Die Wirtschaftsagentur Wien bietet Leistungen für Kreativschaffende aus den Bereichen Architektur, Design, Filmwirtschaft, Kunstmarkt, Mode, Multimedia, Musikwirtschaft, Verlagswesen an. Zu den kostenlosen Services für die Kreativszene zählen Beratung, Vernetzung und Maßnahmen zur Sichtbarmachung der Szene.

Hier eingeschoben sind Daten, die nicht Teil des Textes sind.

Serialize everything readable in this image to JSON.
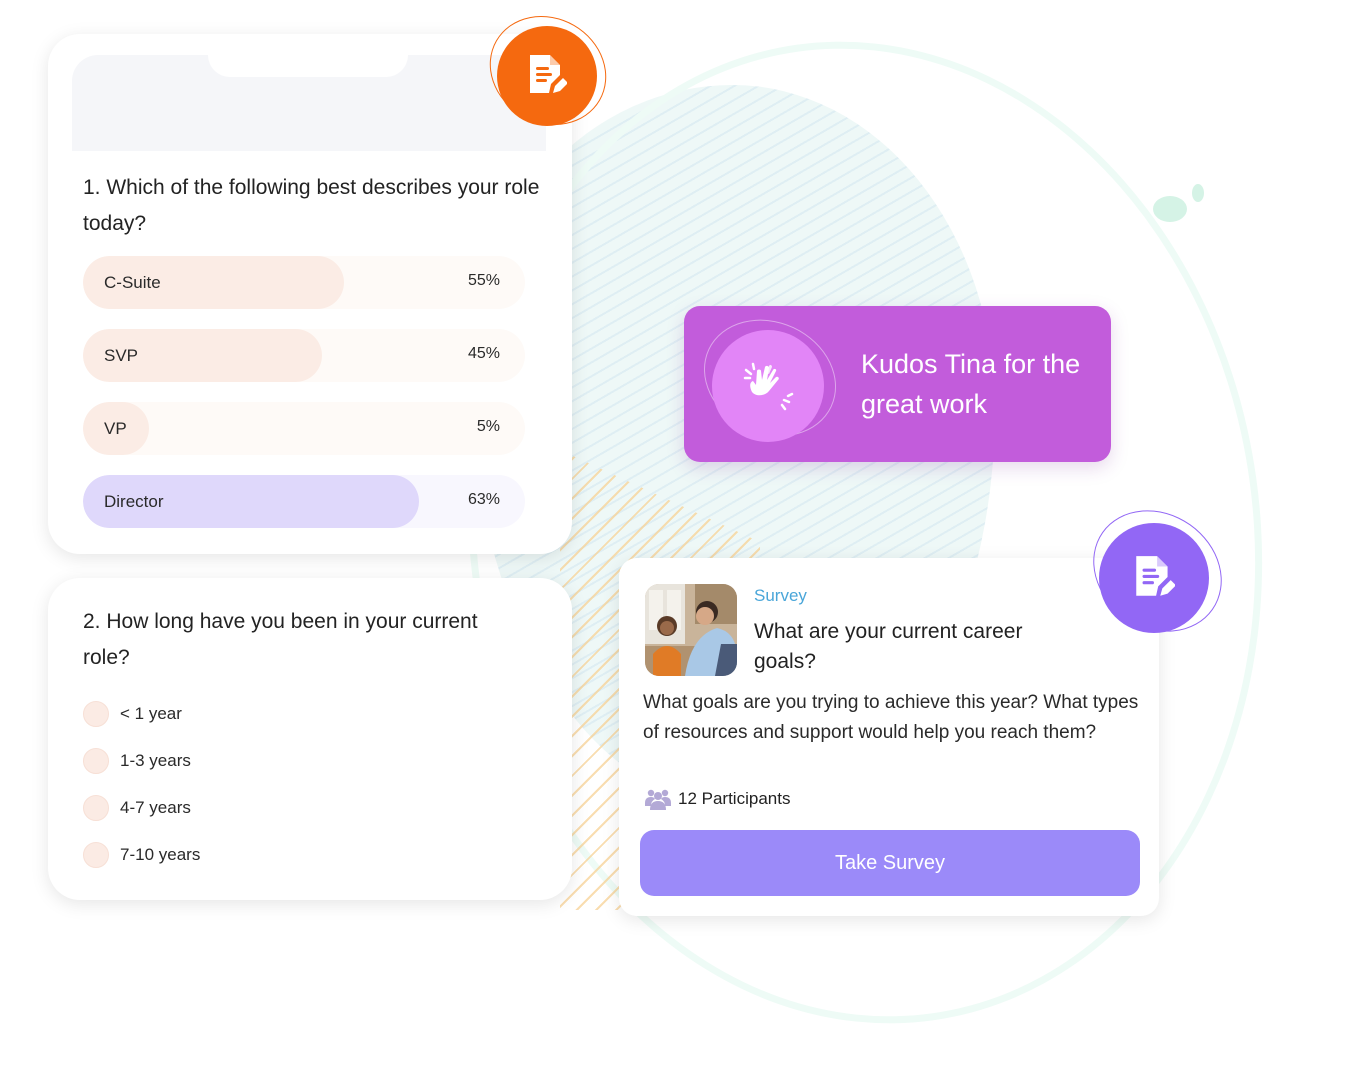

Neben der Möglichkeit, laufend bei Förderwettbewerben einzureichen, richtet die Wirtschaftsagentur Wien regelmäßig Wettbewerbe aus. Heuer hat sie beispielsweise mit dem Ideenwettbewerb Creatives for Vienna auf die Corona-Pandemie reagiert. Denn im Lockdown zeigte sich schnell das Potenzial der Kreativszene. Über Nacht entstanden neue, atypische Kooperationen, neue Businessmodelle. Mit dem Ideenwettbewerb wurde nach Ideen und Konzepten gesucht, die das Gelernte auch nach der Krise anwendbar machen. Heuer folgt noch ein weiterer Wettbewerb. Mit „Content Vienna“ werden Projekte und Prototypen von Wiener Kreativ- und Medienschaffenden im Bereich digitale Gestaltung prämiert und gefördert.
VIENNA ART WEEK spricht mit Elisabeth Noever-Ginthör, Leiterin der Abteilung Creativity & Business in der Wirtschaftsagentur Wien, über zukunftsweisende Impulse aus der Kreativwirtschaft in Zeiten von Corona und Trends im Bereich Kultur und Technologie.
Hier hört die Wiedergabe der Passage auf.